Skolyoz genellikle 10-18 yaş arası bireylerde görülmekte ve ancak uzmanlar tarafından belirlenebilmektedir. Bu noktada uzmanlar kişinin skolyoz problemi yaşayıp yaşamadığını şu işaretlere bakarak anlayacaklardır:

  • Omurgada eğrilik,
  • Eşit olmayan omuz veya dışarı çıkmış kürek kemiği,
  • Belde asimetri,
  • Kalçalardan birinin diğerinden yüksekte olması.

Skolyoz saptandığında, doktor tarafından omurgadaki eğilim kontrol edilmelidir. Omurgadaki eğilme süreci çok iyi bir şekilde anlaşılmalı ve derecesi çok iyi bir şekilde hesaplanmalıdır.

20 derece ve altı eğilmelerde hasta takip edilmeli, gözlem altında tutulmalı ve gerekirse ilerleyen dönemlerde tedavi edilmelidir.
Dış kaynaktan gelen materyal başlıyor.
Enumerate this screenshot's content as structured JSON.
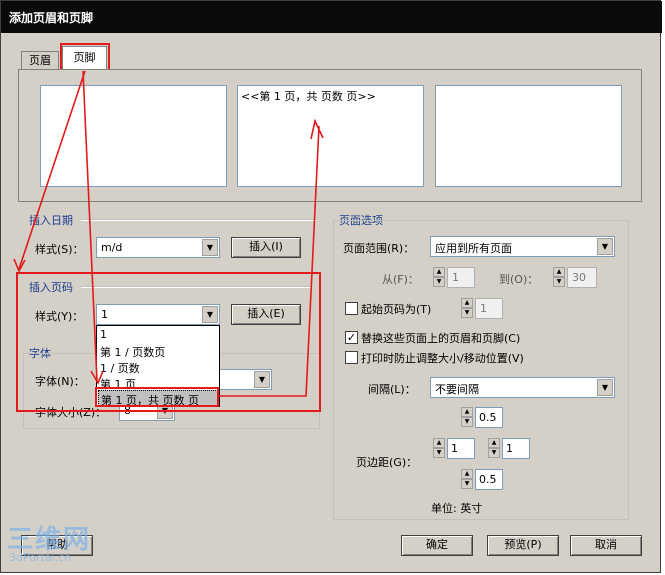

20 dereceden fazla eğilmelerde ameliyatlı veya ameliyatsız çözümler bulunmaktadır. Sırt kolyesi takmak ameliyatsız çözümler arasında yaygın bir şekilde kullanılmaktadır.

Şiddetli eğilmeleri önlemek, hem fiziksel görünüşünüz hem de sağlığınız için oldukça önemlidir. 50 dereceden fazla eğilmeler genellikle yetişkinlik döneminde gerçekleşir. Eğer eğilme 70-90 derece arasındaysa, bu durum duruşunuzun oldukça bozulmasına neden olacaktır.

Yüksek dereceli eğilmelerde, eğer eğilme göğüse veya akciğer ve kalbin olduğu bölgeye doğru gerçekleşiyorsa kardiyopulminar risk altındasınız demektir.

Diğer skolyoz tipleri

Her ne kadar skolyoz, en sık ergenlikte görülse de, başka skolyoz tipleri de mevcuttur:

  • Doğuştan skolyoz: Yeni doğmuş bebeklerde bulunur.
  • Neromüsküler skolyoz: Neromüsküler (Merkezi sinir sisteminin ya da kasların nörolojik hastalığından dolayı) durumlar sonucu oluşur.
  • Dejeneratif skolyoz: Orta yaş ve sonrasında görülmektedir.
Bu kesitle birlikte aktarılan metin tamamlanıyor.